SAN ANTONIO - If you're sexually harassed at your job, human resources experts say the first and most important thing to do is to be vocal that the behavior is inappropriate to you.
HR experts say sexual harassment is repeated unwanted behavior. They say if you think you're a victim of sexual harassment, tell your immediate supervisor or someone in your company's HR department.
"A lot of times people worry about not being believed or retaliation or harassment via their coworkers for getting their friend or their buddy in trouble or something like that and so it's illegal to retaliate against somebody who files a formal complaint so that's how a victim or a potential victim protests themselves by filing that complaint and being on the record," said Jeri George, president of San Antonio Human Resources Management Association.

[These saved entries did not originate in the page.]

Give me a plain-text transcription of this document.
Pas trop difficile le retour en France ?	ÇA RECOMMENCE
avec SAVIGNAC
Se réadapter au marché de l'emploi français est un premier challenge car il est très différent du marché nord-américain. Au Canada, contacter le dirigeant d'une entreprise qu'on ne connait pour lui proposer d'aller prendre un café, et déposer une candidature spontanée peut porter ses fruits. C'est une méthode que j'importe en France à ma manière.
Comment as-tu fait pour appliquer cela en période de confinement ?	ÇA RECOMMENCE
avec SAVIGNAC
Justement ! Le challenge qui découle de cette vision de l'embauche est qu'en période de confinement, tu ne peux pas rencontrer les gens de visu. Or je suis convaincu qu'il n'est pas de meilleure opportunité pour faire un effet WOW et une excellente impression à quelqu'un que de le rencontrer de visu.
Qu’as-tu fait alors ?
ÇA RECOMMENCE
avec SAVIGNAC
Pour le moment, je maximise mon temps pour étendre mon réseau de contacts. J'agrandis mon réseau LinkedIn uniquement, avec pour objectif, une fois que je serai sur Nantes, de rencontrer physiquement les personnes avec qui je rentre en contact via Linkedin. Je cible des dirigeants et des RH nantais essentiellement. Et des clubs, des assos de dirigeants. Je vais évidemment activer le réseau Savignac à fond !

HR departments can conduct internal investigations or bring in a third party to look into the allegations. They can recommend disciplinary action like termination, demotion or moving that employee to a different department.
"Those departments are really going to be focusing in on keeping those investigations contained for the privacy of the potential victim," George said.
If you feel that your company didn't handle your case properly or you work for a small company or are an independent contractor and you believe you are a victim of workplace sexual harassment you can contact the Equal Employment Opportunity Commission or the Texas Workforce Commission.
If TWC makes a finding in favor of the complainant in a discrimination case, a letter will be sent to both parties. TWC will attempt to conciliate the case with an agreement that can consist of monetary or non monetary relief. If conciliation is not successful, the TWC's Civil Rights Division director can bring the case before a three member Commission to request authority for filing a civil action. If they decide to pursue civil action, TWC can file a lawsuit through the Texas Office of Attorney General.
If a sexual harassment crosses the line into a sexual assault or rape case, human resources experts say it's important to contact law enforcement.